The Japanese Cultural Heritage Project has partnered with Canon to create a visually identical copy of an ancient and priceless piece of Japanese art by combining a 4.2 gigapixel photo with the skills of artisans who practice ancient techniques .
The Tsuzuri Project
The Japanese Cultural Heritage Project, also known as the Tsuzuri project, is a joint effort of Canon and the Kyoto Culture Association (NPO) who have come together to create and donate a high-resolution facsimile of “Gods of Wind and Thunder” by Tawaraya Sotatsu. Originally created in the Japanese Edo period (18th century), the artwork is considered a definitive work of Japanese culture as the crowning achievement of the artist and is currently housed in the Kyoto National Museum. .
“Through the efforts of the Tsuzuri Project, the original works can be preserved in more ideal environments while their high-resolution facsimiles can be widely used for public display, allowing more people to experience the works in person,” says Canon.
The first reproduction of the work, made during Stage 4 of the Tsuzuri Project, was created in 2011 and has since been on display at Kenniji Temple. Now in Stage 14, Project Tsuzuri is taking advantage of advances in imaging technology to create an even higher resolution facsimile of the artwork that is even more accurate than the original.
To do this, the original artwork was first photographed in stages with a Canon EOS R5 and then combined to create a finished file of approximately 4.2 gigapixels in size.
In order to faithfully recreate the original
It’s very large but it’s far from the highest resolution art photo that has been made. This was recently done by the Rijksmuseum in Amsterdam, which published an interactive photo of Rembrandt’s work. night watch earlier this month to the tune of 717 gigapixels. Or The Tsuzuri Project differs in its aim of creating a replica of the original artwork that would be difficult to distinguish from the original, and the attention to both scanning the original photo recreating the overlaid gold leaf is unique to this project . The goals of each project are also quite different.
In this case, once the high-resolution image was captured, it was printed on a 12-ink Canon printer onto tissue paper, which is normally a problematic process. In order to replicate the actual look of the painting, the artisans – authentic Nishijin artisans, or “leaf” artists – carefully sized and applied gold leaf to the print and shaped it to reflect the original. Finally, the artwork was mounted by a separate set of master craftsmen on an authentic Japanese sliding door.

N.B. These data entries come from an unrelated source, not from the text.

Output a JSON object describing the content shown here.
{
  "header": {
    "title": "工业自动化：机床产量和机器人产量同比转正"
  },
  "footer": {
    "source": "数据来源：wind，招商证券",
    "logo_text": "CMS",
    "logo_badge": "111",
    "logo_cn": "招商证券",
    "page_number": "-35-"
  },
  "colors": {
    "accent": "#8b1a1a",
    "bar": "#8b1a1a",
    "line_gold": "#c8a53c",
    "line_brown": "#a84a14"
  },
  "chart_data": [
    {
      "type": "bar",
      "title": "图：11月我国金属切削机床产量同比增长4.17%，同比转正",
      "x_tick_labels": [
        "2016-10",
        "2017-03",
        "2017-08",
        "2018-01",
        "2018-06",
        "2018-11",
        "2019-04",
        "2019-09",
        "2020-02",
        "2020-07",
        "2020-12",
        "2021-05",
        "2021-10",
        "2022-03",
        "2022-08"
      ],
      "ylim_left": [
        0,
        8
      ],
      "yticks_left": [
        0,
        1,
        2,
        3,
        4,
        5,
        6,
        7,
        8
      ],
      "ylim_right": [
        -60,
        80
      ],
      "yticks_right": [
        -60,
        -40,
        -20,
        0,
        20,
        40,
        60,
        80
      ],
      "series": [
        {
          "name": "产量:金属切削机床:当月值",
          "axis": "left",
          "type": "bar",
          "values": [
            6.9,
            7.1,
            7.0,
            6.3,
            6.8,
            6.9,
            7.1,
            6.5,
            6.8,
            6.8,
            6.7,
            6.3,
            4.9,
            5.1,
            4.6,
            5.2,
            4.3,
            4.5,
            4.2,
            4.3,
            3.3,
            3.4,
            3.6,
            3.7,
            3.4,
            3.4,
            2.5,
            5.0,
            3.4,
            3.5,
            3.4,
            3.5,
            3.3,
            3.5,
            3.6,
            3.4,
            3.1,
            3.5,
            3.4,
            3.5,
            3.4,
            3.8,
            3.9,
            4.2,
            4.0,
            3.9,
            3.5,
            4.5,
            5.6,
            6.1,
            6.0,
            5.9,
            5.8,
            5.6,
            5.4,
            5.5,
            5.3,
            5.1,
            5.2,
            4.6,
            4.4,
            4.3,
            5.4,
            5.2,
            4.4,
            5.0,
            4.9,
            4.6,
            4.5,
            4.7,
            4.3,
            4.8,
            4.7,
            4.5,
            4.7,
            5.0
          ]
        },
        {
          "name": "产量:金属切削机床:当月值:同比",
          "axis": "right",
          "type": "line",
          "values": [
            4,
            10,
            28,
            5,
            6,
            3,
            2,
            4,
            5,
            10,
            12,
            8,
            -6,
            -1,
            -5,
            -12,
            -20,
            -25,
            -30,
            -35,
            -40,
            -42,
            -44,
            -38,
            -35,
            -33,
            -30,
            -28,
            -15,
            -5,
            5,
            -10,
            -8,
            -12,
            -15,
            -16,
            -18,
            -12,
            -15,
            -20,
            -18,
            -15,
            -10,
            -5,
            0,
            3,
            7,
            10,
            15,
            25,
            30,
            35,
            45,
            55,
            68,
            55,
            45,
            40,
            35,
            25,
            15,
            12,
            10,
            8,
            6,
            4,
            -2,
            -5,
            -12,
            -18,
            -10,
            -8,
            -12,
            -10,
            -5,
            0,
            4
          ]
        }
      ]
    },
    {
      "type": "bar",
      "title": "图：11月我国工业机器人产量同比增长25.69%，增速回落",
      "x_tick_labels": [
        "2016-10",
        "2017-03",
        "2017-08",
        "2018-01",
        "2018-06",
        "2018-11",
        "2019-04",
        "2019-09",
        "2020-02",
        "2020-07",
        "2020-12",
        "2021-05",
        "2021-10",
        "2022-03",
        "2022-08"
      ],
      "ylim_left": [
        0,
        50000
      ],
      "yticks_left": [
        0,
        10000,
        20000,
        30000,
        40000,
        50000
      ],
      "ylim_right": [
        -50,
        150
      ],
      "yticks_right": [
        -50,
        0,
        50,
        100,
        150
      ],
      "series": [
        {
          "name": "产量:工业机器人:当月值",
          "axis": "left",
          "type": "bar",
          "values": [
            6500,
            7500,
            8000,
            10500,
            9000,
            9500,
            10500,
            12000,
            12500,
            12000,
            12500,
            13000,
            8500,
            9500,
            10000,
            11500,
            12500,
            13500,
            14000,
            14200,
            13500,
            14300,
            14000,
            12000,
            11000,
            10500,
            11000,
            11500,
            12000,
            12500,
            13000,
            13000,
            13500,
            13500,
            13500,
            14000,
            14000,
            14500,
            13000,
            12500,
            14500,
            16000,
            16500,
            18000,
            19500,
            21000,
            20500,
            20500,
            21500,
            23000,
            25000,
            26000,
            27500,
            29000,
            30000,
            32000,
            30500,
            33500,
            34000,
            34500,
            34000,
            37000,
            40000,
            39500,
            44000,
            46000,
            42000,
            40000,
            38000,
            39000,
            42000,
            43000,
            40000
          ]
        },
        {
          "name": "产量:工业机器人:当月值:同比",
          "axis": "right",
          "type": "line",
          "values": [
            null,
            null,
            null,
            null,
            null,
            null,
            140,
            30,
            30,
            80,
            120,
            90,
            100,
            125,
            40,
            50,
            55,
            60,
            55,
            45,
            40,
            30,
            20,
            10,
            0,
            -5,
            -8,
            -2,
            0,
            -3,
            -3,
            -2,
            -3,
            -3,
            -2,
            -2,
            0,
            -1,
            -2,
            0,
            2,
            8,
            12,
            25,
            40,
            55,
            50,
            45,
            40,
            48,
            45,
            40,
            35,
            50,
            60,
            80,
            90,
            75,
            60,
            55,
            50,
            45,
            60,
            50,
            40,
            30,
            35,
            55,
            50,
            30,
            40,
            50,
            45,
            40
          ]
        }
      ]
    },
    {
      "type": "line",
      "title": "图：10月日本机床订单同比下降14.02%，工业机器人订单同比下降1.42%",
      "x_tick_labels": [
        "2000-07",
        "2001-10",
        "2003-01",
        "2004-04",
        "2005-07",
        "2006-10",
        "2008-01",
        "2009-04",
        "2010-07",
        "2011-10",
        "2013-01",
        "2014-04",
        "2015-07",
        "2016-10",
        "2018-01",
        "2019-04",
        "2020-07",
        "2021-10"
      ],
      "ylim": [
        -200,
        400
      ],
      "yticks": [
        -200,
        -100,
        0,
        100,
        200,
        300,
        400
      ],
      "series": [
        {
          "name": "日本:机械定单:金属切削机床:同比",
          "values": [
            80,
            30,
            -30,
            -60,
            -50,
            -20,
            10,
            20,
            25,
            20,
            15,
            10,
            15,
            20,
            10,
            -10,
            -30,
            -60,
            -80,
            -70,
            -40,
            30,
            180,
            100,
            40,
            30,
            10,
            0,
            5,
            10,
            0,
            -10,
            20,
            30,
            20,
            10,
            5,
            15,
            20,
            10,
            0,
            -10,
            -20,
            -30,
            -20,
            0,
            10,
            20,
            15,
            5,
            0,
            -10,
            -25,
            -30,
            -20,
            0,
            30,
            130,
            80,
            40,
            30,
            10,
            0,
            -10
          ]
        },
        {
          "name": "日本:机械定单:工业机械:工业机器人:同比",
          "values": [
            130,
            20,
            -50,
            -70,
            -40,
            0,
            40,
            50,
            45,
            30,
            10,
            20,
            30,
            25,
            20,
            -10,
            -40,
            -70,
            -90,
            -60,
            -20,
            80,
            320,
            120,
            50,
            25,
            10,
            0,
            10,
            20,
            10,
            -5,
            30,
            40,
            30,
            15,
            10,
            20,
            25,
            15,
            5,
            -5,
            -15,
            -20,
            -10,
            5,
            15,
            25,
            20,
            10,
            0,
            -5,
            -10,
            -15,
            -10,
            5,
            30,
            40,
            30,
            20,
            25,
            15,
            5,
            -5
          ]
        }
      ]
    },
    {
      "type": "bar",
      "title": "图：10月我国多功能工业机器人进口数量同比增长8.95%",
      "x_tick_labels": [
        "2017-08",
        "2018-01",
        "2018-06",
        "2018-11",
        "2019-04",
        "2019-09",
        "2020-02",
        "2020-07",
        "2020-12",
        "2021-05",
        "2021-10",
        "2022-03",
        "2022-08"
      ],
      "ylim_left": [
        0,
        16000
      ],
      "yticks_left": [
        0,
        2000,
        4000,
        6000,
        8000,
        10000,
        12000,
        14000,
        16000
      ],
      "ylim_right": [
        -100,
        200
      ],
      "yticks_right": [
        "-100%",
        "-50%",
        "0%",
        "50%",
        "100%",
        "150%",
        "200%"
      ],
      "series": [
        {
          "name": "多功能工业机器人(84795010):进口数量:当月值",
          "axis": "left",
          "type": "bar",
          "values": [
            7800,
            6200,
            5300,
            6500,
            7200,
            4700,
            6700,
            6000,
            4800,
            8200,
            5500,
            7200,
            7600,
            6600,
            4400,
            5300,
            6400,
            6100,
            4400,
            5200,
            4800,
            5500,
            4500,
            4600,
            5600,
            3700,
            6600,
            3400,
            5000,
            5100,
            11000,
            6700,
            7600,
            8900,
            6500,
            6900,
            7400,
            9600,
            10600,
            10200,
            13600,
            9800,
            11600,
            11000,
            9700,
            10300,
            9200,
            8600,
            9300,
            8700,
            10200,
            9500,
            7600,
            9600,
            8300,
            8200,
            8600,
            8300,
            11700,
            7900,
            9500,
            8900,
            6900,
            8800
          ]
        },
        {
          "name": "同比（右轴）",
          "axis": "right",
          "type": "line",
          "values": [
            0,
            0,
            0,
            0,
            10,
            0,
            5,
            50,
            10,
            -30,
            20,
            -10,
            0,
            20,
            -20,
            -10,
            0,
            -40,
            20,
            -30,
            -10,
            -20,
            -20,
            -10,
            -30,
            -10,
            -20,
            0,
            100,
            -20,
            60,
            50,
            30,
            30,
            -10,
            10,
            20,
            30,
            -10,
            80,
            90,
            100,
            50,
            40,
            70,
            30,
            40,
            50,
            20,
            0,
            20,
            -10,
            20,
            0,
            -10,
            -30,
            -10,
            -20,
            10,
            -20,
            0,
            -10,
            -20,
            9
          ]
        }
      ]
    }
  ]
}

The twin screens of “The Wind and Thunder Gods” recreate the tonal variations, brushstrokes and texture of the original cultural assets as closely as possible. Canon’s advanced technologies, such as image capture technologies applied to create 4.2 billion pixels of ultra-high resolution data, image processing technology, printing technology and traditional skills of Japanese artisans have been combined to create unprecedented high resolution facsimiles. .
Canon claims that through its technical expertise in imaging, processing and production with the skilled craftsmanship of traditional Kyoto artisans, the original artwork has been recreated in exquisite detail, including clouds of light. dark ink on a background of golden paper, fine grains of pigment and delicate brushstrokes.
“Thanks to the improved accuracy of the color matching system independently developed by the project, high-precision color matching can be achieved in a short time, which helps reduce the wear and tear of the original artwork and makes it possible to production of more faithful high-resolution facsimiles,” the company says.
The high-resolution copy was donated to Kenniji Temple and is available to the public, helping to continue spreading education in Japan’s art history without endangering the original artwork, a risk inherent in exhibiting works of art in public.
Picture credits: Photos courtesy of Canon. Header image, photo “Gods of Wind and Thunder” by Tsuzuri Project. Original artwork by Tawaraya Sotatsu.